Our study did not identify a statistically significant advantage of one warfarin-dosing strategy over the other, although a significant decrease in drain output was observed in the group that received preoperative warfarin (p=0.0025). Mean output for the preoperative treatment group was 185.4 mL compared to 268.7 mL for the postoperative treatment group, resulting in an average difference of 83.3 mL that we consider clinically relevant. We also observed statistically significantly higher INRs in the study population on both POD 1 and 2 (p=0.0023 and 0.0006, respectively); while the difference may not be clinically significant at that time point, it does suggest that the study group would reach therapeutic INR levels for DVT prophylaxis one day sooner, as expected. Given the numbers available for study, no significant difference in the rates of thrombotic or bleeding complications could be detected.

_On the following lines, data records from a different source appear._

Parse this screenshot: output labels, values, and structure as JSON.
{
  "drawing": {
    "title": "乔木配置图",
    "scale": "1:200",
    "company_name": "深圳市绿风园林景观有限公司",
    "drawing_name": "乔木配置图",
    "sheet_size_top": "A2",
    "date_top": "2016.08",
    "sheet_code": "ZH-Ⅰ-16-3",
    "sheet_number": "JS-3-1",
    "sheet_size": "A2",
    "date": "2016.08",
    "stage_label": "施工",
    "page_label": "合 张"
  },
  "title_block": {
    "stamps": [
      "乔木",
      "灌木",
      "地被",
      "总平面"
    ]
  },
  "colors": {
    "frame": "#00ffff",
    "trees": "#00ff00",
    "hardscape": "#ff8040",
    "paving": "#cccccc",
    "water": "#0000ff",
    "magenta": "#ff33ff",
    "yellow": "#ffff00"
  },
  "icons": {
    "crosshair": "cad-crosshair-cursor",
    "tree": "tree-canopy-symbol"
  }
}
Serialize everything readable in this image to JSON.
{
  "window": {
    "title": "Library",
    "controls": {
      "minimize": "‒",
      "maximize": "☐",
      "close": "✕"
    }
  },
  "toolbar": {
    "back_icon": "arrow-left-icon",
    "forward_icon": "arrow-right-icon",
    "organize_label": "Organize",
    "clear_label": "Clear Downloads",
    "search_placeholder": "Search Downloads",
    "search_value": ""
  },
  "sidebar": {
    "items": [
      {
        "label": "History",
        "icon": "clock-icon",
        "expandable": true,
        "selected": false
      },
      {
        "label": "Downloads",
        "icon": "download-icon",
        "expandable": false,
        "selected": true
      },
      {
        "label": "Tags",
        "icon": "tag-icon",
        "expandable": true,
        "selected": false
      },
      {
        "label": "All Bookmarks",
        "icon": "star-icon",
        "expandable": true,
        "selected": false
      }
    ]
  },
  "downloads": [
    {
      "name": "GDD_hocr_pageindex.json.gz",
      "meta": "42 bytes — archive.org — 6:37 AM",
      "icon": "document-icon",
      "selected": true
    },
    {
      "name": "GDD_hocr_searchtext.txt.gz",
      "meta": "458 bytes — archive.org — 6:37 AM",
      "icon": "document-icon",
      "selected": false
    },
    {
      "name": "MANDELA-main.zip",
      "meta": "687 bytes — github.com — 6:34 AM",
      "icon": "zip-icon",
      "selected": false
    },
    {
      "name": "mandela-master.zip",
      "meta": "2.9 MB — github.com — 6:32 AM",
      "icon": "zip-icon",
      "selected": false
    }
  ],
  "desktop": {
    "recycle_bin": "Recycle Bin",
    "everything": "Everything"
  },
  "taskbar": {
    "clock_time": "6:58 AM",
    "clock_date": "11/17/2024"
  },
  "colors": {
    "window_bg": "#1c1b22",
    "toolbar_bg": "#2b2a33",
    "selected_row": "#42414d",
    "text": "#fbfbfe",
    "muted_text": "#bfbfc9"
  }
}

This study has several limitations that must be acknowledged. Patients were not strictly randomized, but assigned to their treatment groups based on clinic day of the week in a quasi-experimental observational study design. Mean age was slightly younger in the study group (54.4 versus 59.6 years, p=0.0034); however, this difference would not likely impact our results, and the patient distribution was otherwise even with respect to gender and hip versus knee arthroplasty (p=0.3429 and 0.7431, respectively). Nine (12.3%) patients in the study group and 6 (6.5%) in the control groups were excluded from analysis of drain output, primarily due to insufficient documentation, and this data was considered missing completely at random. Most importantly, perhaps, a larger sample population would be needed to compare these warfarin dosing strategies in terms of rare but important complications related to bleeding or thrombosis.

In addition to these study-specific limitations, the evaluation of perioperative bleeding is subject to several inherent challenges. Minor discrepancies in surgical technique, patient size, or difficulty of the case can contribute to rates of intra or postoperative blood loss. Serum hemoglobin may be affected by the hydration status of the patient, which in turn depends on several variables, such as volume of intravenous fluids administered. Multiple risk factors may contribute to wound healing complications, and the decision to transfuse is made on an individual case basis according to symptoms and other patientspecific factors. In this study, data on intraoperative estimated blood loss was not collected due to the potential for imprecise measurement and subjective bias; instead, drain output was selected as a more reliable measure of the patient’s propensity to bleed in the perioperative period. Given that drain output averaged 83.3 mL per case lower following preoperative warfarin, a similar reduction in blood loss may have occurred during surgery itself but would not have been detected in this study.

Finally, patient morbidity and mortality due to pulmonary embolus, which remain the most clinically relevant outcomes, occur so infrequently that they can only be feasibly evaluated in large database studies or meta-analyses. Our study, like the vast majority of the literature on this subject, was not powered to compare the rates of symptomatic DVT, nor was this our goal. Rather, it was intended to evaluate INR, drain output, and change in hemoglobin; therefore, as in most publications, the sample size is too small to determine significant differences in the rates of major adverse events.

In our study of 165 patients undergoing primary, elective THA or TKA, initiation of warfarin therapy on the night prior to surgery compared to the night following surgery was associated with significantly decreased drain output and earlier increases in postoperative INR; however, we did not observe a statistically significant difference in perioperative change in hemoglobin. While we were unable to detect any difference in complication rates between groups, larger studies are needed to more definitively determine whether the risk of adverse events is decreased with either strategy.